BIO Web of Conferences (Jan 2024)

Exploring Text Data Compression: A Comparative Study of Adaptive Huffman and LZW Approaches

  • Kadhim Doaa J.,
  • Mosleh Mahmood F.,
  • Abed Faeza A.

DOI
https://doi.org/10.1051/bioconf/20249700035
Journal volume & issue
Vol. 97
p. 00035

Abstract

Read online

Data compression is a critical procedure in computer science that aims to minimize the size of data files while maintaining their vital information. It is extensively utilized in Numerous applications, including communication, data storage, and multimedia transmission. In this work, we investigated the results of compressing four different text files with Lempel-Ziv-Welch compression techniques and Adaptive Huffman coding. The experiment used four text files: Arabic and English paragraphs and repeated Arabic and English characters. We measured Bit-rate, Compression Time, and Decompression Time to evaluate the algorithms' performance. With a compression time of around 22 μsec/char, the results demonstrated that the Adaptive Huffman algorithm was quicker at compressing Arabic and English text files. On the other hand, the decompression time for the LZW technique was 23 μsec/char, which was quicker. The Adaptive Huffman algorithm outperforms the LZW with a Bit rate of about 1.25 bits per character for Arabic text.
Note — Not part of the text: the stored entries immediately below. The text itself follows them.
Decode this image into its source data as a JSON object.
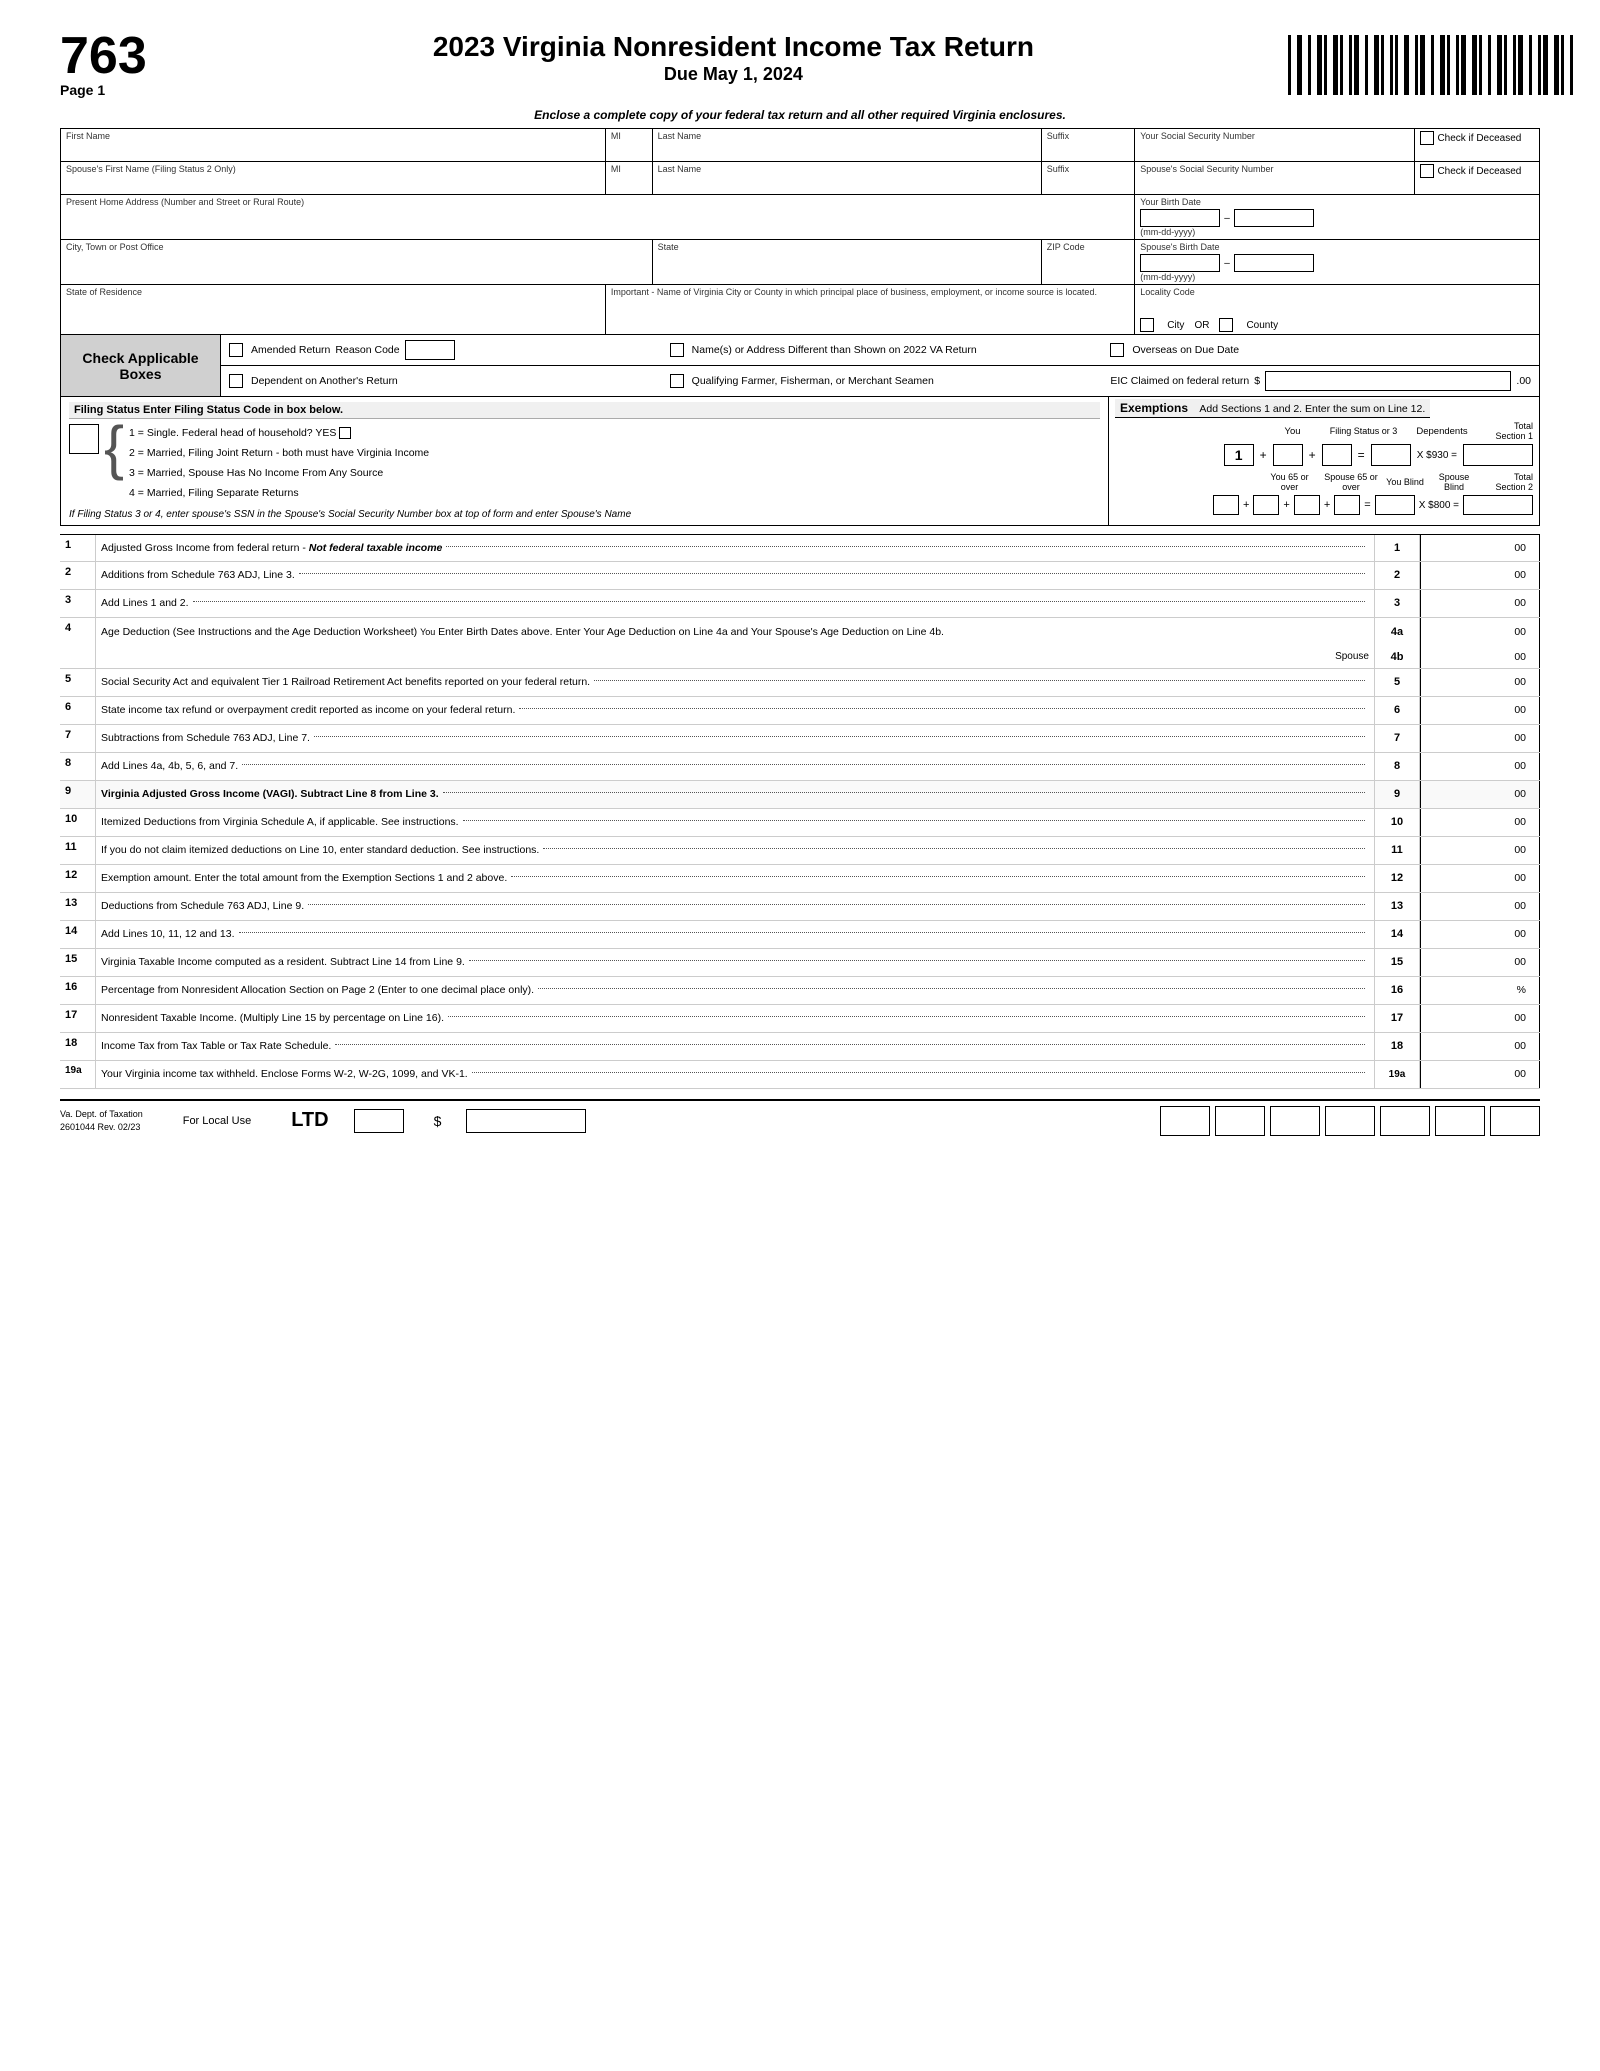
{
  "header": {
    "form_number": "763",
    "page": "Page 1",
    "title": "2023 Virginia Nonresident Income Tax Return",
    "due_date": "Due May 1, 2024"
  },
  "enclose_text": "Enclose a complete copy of your federal tax return and all other required Virginia enclosures.",
  "personal_info": {
    "first_name_label": "First Name",
    "mi_label": "MI",
    "last_name_label": "Last Name",
    "suffix_label": "Suffix",
    "ssn_label": "Your Social Security Number",
    "check_deceased_label": "Check if Deceased",
    "spouse_first_name_label": "Spouse's First Name (Filing Status 2 Only)",
    "spouse_last_name_label": "Last Name",
    "spouse_suffix_label": "Suffix",
    "spouse_ssn_label": "Spouse's Social Security Number",
    "spouse_check_deceased_label": "Check if Deceased",
    "address_label": "Present Home Address (Number and Street or Rural Route)",
    "birth_date_label": "Your Birth Date",
    "birth_date_format": "(mm-dd-yyyy)",
    "city_label": "City, Town or Post Office",
    "state_label": "State",
    "zip_label": "ZIP Code",
    "spouse_birth_date_label": "Spouse's Birth Date",
    "spouse_birth_date_format": "(mm-dd-yyyy)",
    "residence_label": "State of Residence",
    "virginia_locality_label": "Important - Name of Virginia City or County in which principal place of business, employment, or income source is located.",
    "locality_code_label": "Locality Code",
    "city_label2": "City",
    "or_label": "OR",
    "county_label": "County"
  },
  "check_applicable": {
    "title": "Check Applicable Boxes",
    "amended_return_label": "Amended Return",
    "reason_code_label": "Reason Code",
    "name_address_diff_label": "Name(s) or Address Different than Shown on 2022 VA Return",
    "overseas_label": "Overseas on Due Date",
    "dependent_label": "Dependent on Another's Return",
    "qualifying_farmer_label": "Qualifying Farmer, Fisherman, or Merchant Seamen",
    "eic_label": "EIC Claimed on federal return",
    "eic_dollar": "$",
    "eic_cents": ".00"
  },
  "filing_status": {
    "header": "Filing Status Enter Filing Status Code in box below.",
    "option1": "1 = Single. Federal head of household? YES",
    "option2": "2 = Married, Filing Joint Return - both must have Virginia Income",
    "option3": "3 = Married, Spouse Has No Income From Any Source",
    "option4": "4 = Married, Filing Separate Returns",
    "ssn_note": "If Filing Status 3 or 4, enter spouse's SSN in the Spouse's Social Security Number box at top of form and enter Spouse's Name"
  },
  "exemptions": {
    "header": "Exemptions",
    "subtitle": "Add Sections 1 and 2. Enter the sum on Line 12.",
    "section1_label": "Total Section 1",
    "section2_label": "Total Section 2",
    "you_label": "You",
    "filing_status_label": "Filing Status or 3",
    "dependents_label": "Dependents",
    "value1": "1",
    "plus_sign": "+",
    "equals_sign": "=",
    "multiply1": "X $930 =",
    "you_65_label": "You 65 or over",
    "spouse_65_label": "Spouse 65 or over",
    "you_blind_label": "You Blind",
    "spouse_blind_label": "Spouse Blind",
    "multiply2": "X $800 ="
  },
  "lines": [
    {
      "num": "1",
      "desc": "Adjusted Gross Income from federal return - ",
      "desc_italic": "Not federal taxable income",
      "dots": true,
      "ref": "1",
      "cents": "00",
      "bold": false
    },
    {
      "num": "2",
      "desc": "Additions from Schedule 763 ADJ, Line 3.",
      "dots": true,
      "ref": "2",
      "cents": "00",
      "bold": false
    },
    {
      "num": "3",
      "desc": "Add Lines 1 and 2.",
      "dots": true,
      "ref": "3",
      "cents": "00",
      "bold": false
    },
    {
      "num": "4",
      "desc": "Age Deduction (See Instructions and the Age Deduction Worksheet)",
      "desc_suffix": " You Enter Birth Dates above. Enter Your Age Deduction on Line 4a and Your Spouse's Age Deduction on Line 4b.",
      "desc_label_a": "4a",
      "desc_label_b": "Spouse",
      "ref": "4a",
      "ref_b": "4b",
      "cents": "00",
      "cents_b": "00",
      "multiline": true,
      "bold": false
    },
    {
      "num": "5",
      "desc": "Social Security Act and equivalent Tier 1 Railroad Retirement Act benefits reported on your federal return.",
      "dots": true,
      "ref": "5",
      "cents": "00",
      "bold": false
    },
    {
      "num": "6",
      "desc": "State income tax refund or overpayment credit reported as income on your federal return.",
      "dots": true,
      "ref": "6",
      "cents": "00",
      "bold": false
    },
    {
      "num": "7",
      "desc": "Subtractions from Schedule 763 ADJ, Line 7.",
      "dots": true,
      "ref": "7",
      "cents": "00",
      "bold": false
    },
    {
      "num": "8",
      "desc": "Add Lines 4a, 4b, 5, 6, and 7.",
      "dots": true,
      "ref": "8",
      "cents": "00",
      "bold": false
    },
    {
      "num": "9",
      "desc": "Virginia Adjusted Gross Income (VAGI). Subtract Line 8 from Line 3.",
      "dots": true,
      "ref": "9",
      "cents": "00",
      "bold": true
    },
    {
      "num": "10",
      "desc": "Itemized Deductions from Virginia Schedule A, if applicable. See instructions.",
      "dots": true,
      "ref": "10",
      "cents": "00",
      "bold": false
    },
    {
      "num": "11",
      "desc": "If you do not claim itemized deductions on Line 10, enter standard deduction. See instructions.",
      "dots": true,
      "ref": "11",
      "cents": "00",
      "bold": false
    },
    {
      "num": "12",
      "desc": "Exemption amount. Enter the total amount from the Exemption Sections 1 and 2 above.",
      "dots": true,
      "ref": "12",
      "cents": "00",
      "bold": false
    },
    {
      "num": "13",
      "desc": "Deductions from Schedule 763 ADJ, Line 9.",
      "dots": true,
      "ref": "13",
      "cents": "00",
      "bold": false
    },
    {
      "num": "14",
      "desc": "Add Lines 10, 11, 12 and 13.",
      "dots": true,
      "ref": "14",
      "cents": "00",
      "bold": false
    },
    {
      "num": "15",
      "desc": "Virginia Taxable Income computed as a resident. Subtract Line 14 from Line 9.",
      "dots": true,
      "ref": "15",
      "cents": "00",
      "bold": false
    },
    {
      "num": "16",
      "desc": "Percentage from Nonresident Allocation Section on Page 2 (Enter to one decimal place only).",
      "dots": true,
      "ref": "16",
      "cents": "%",
      "bold": false
    },
    {
      "num": "17",
      "desc": "Nonresident Taxable Income. (Multiply Line 15 by percentage on Line 16).",
      "dots": true,
      "ref": "17",
      "cents": "00",
      "bold": false
    },
    {
      "num": "18",
      "desc": "Income Tax from Tax Table or Tax Rate Schedule.",
      "dots": true,
      "ref": "18",
      "cents": "00",
      "bold": false
    },
    {
      "num": "19a",
      "desc": "Your Virginia income tax withheld. Enclose Forms W-2, W-2G, 1099, and VK-1.",
      "dots": true,
      "ref": "19a",
      "cents": "00",
      "bold": false
    }
  ],
  "footer": {
    "dept": "Va. Dept. of Taxation",
    "form_code": "2601044  Rev. 02/23",
    "for_local_use": "For Local Use",
    "ltd_label": "LTD",
    "dollar_sign": "$"
  }
}
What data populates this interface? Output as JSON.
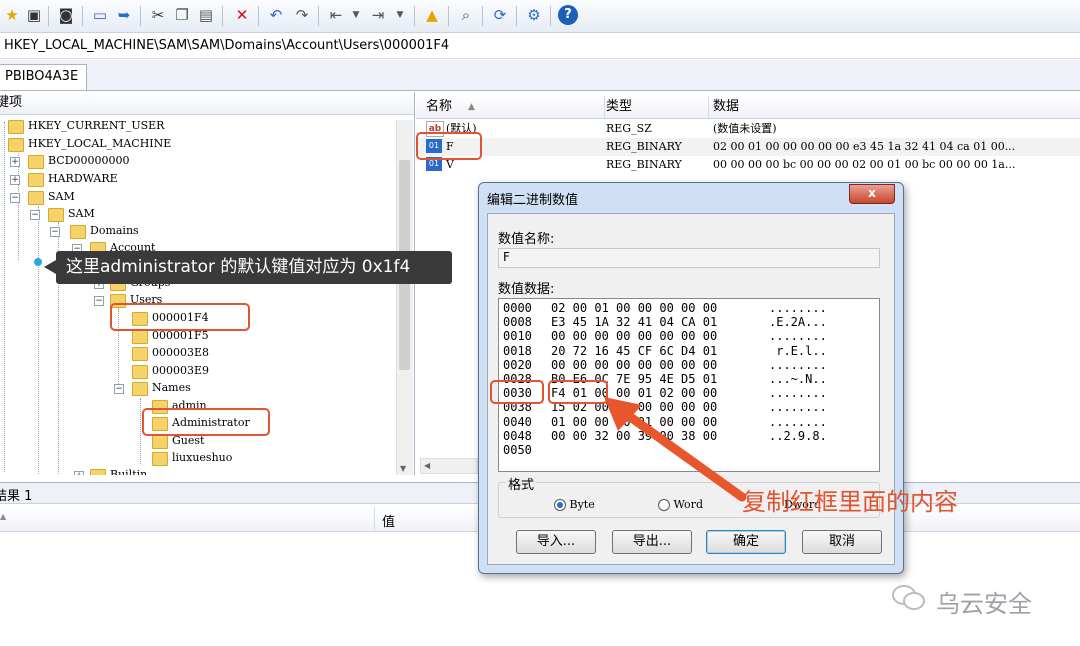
{
  "address": "HKEY_LOCAL_MACHINE\\SAM\\SAM\\Domains\\Account\\Users\\000001F4",
  "tab": "PBIBO4A3E",
  "left_header": "键项",
  "tree": [
    {
      "label": "HKEY_CURRENT_USER"
    },
    {
      "label": "HKEY_LOCAL_MACHINE"
    },
    {
      "label": "BCD00000000"
    },
    {
      "label": "HARDWARE"
    },
    {
      "label": "SAM"
    },
    {
      "label": "SAM"
    },
    {
      "label": "Domains"
    },
    {
      "label": "Account"
    },
    {
      "label": "Groups"
    },
    {
      "label": "Users"
    },
    {
      "label": "000001F4"
    },
    {
      "label": "000001F5"
    },
    {
      "label": "000003E8"
    },
    {
      "label": "000003E9"
    },
    {
      "label": "Names"
    },
    {
      "label": "admin"
    },
    {
      "label": "Administrator"
    },
    {
      "label": "Guest"
    },
    {
      "label": "liuxueshuo"
    },
    {
      "label": "Builtin"
    }
  ],
  "columns": {
    "name": "名称",
    "type": "类型",
    "data": "数据"
  },
  "values": [
    {
      "icon": "ab",
      "name": "(默认)",
      "type": "REG_SZ",
      "data": "(数值未设置)"
    },
    {
      "icon": "binary",
      "name": "F",
      "type": "REG_BINARY",
      "data": "02 00 01 00 00 00 00 00 e3 45 1a 32 41 04 ca 01 00..."
    },
    {
      "icon": "binary",
      "name": "V",
      "type": "REG_BINARY",
      "data": "00 00 00 00 bc 00 00 00 02 00 01 00 bc 00 00 00 1a..."
    }
  ],
  "results_label": "结果 1",
  "bottom_col": "值",
  "callout": "这里administrator 的默认键值对应为 0x1f4",
  "dialog": {
    "title": "编辑二进制数值",
    "close": "x",
    "name_label": "数值名称:",
    "name_value": "F",
    "data_label": "数值数据:",
    "hex_rows": [
      {
        "off": "0000",
        "hex": "02 00 01 00 00 00 00 00",
        "ascii": "........"
      },
      {
        "off": "0008",
        "hex": "E3 45 1A 32 41 04 CA 01",
        "ascii": ".E.2A..."
      },
      {
        "off": "0010",
        "hex": "00 00 00 00 00 00 00 00",
        "ascii": "........"
      },
      {
        "off": "0018",
        "hex": "20 72 16 45 CF 6C D4 01",
        "ascii": " r.E.l.."
      },
      {
        "off": "0020",
        "hex": "00 00 00 00 00 00 00 00",
        "ascii": "........"
      },
      {
        "off": "0028",
        "hex": "B0 E6 0C 7E 95 4E D5 01",
        "ascii": "...~.N.."
      },
      {
        "off": "0030",
        "hex": "F4 01 00 00 01 02 00 00",
        "ascii": "........"
      },
      {
        "off": "0038",
        "hex": "15 02 00 00 00 00 00 00",
        "ascii": "........"
      },
      {
        "off": "0040",
        "hex": "01 00 00 00 01 00 00 00",
        "ascii": "........"
      },
      {
        "off": "0048",
        "hex": "00 00 32 00 39 00 38 00",
        "ascii": "..2.9.8."
      },
      {
        "off": "0050",
        "hex": "",
        "ascii": ""
      }
    ],
    "format_label": "格式",
    "formats": [
      "Byte",
      "Word",
      "Dword"
    ],
    "selected_format": "Byte",
    "buttons": {
      "import": "导入...",
      "export": "导出...",
      "ok": "确定",
      "cancel": "取消"
    }
  },
  "annotation": "复制红框里面的内容",
  "watermark": "乌云安全",
  "accent_color": "#e0542f"
}
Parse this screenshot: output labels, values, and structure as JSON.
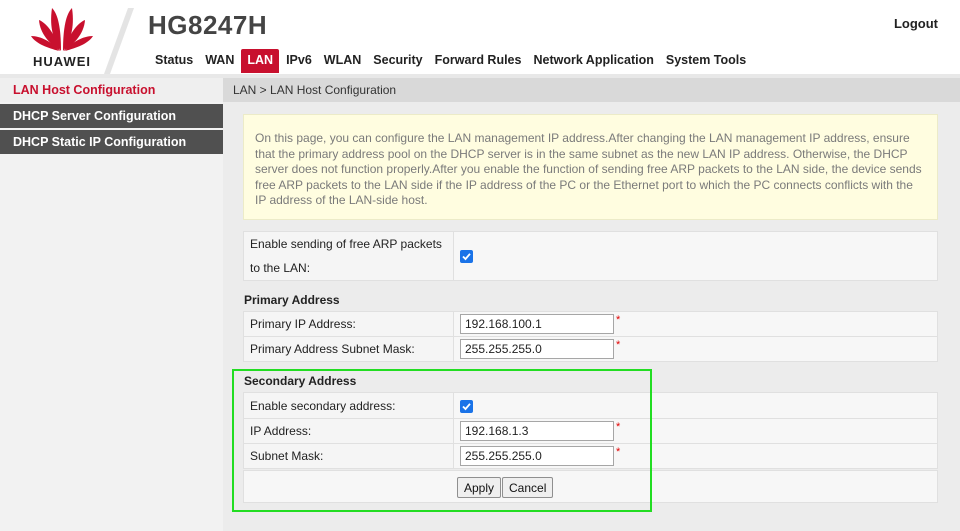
{
  "header": {
    "brand": "HUAWEI",
    "model": "HG8247H",
    "logout_label": "Logout",
    "brand_color": "#c8102e"
  },
  "nav": {
    "items": [
      "Status",
      "WAN",
      "LAN",
      "IPv6",
      "WLAN",
      "Security",
      "Forward Rules",
      "Network Application",
      "System Tools"
    ],
    "active": "LAN"
  },
  "sidebar": {
    "items": [
      "LAN Host Configuration",
      "DHCP Server Configuration",
      "DHCP Static IP Configuration"
    ],
    "active": "LAN Host Configuration"
  },
  "breadcrumb": "LAN > LAN Host Configuration",
  "info_text": "On this page, you can configure the LAN management IP address.After changing the LAN management IP address, ensure that the primary address pool on the DHCP server is in the same subnet as the new LAN IP address. Otherwise, the DHCP server does not function properly.After you enable the function of sending free ARP packets to the LAN side, the device sends free ARP packets to the LAN side if the IP address of the PC or the Ethernet port to which the PC connects conflicts with the IP address of the LAN-side host.",
  "free_arp": {
    "label_line1": "Enable sending of free ARP packets",
    "label_line2": "to the LAN:",
    "checked": true
  },
  "primary": {
    "title": "Primary Address",
    "ip_label": "Primary IP Address:",
    "ip_value": "192.168.100.1",
    "mask_label": "Primary Address Subnet Mask:",
    "mask_value": "255.255.255.0"
  },
  "secondary": {
    "title": "Secondary Address",
    "enable_label": "Enable secondary address:",
    "enabled": true,
    "ip_label": "IP Address:",
    "ip_value": "192.168.1.3",
    "mask_label": "Subnet Mask:",
    "mask_value": "255.255.255.0"
  },
  "required_mark": "*",
  "buttons": {
    "apply": "Apply",
    "cancel": "Cancel"
  },
  "colors": {
    "accent_red": "#c8102e",
    "checkbox_blue": "#1a73e8",
    "highlight_green": "#22dd22",
    "info_bg": "#fffde0"
  }
}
The English-formatted encoded text's Bit rate in Adaptive Huffman was 4.495 bit/char, lower than LZW's Bit rates of 3.363 and 6.824 bit/char for the Arabic and English texts, respectively. When it came to texts containing Arabic and English characters, the LZW algorithm outperformed the Adaptive Huffman algorithm in terms of decompression time and Bit-rate. The decompression time for a text with Arabic letters was 6 μsec/char, and the Bit-rate was 0.717 bits/char. These values were lower compared to the text with English letters, which had a decompression time of 16 μsec/char and a Bit-rate of 1.694 bit/char. For compression time Adaptive Huffman outperform LZW and achieve 15 μsec/char, and 47 μsec/char for both Arabic and English letters files respectively.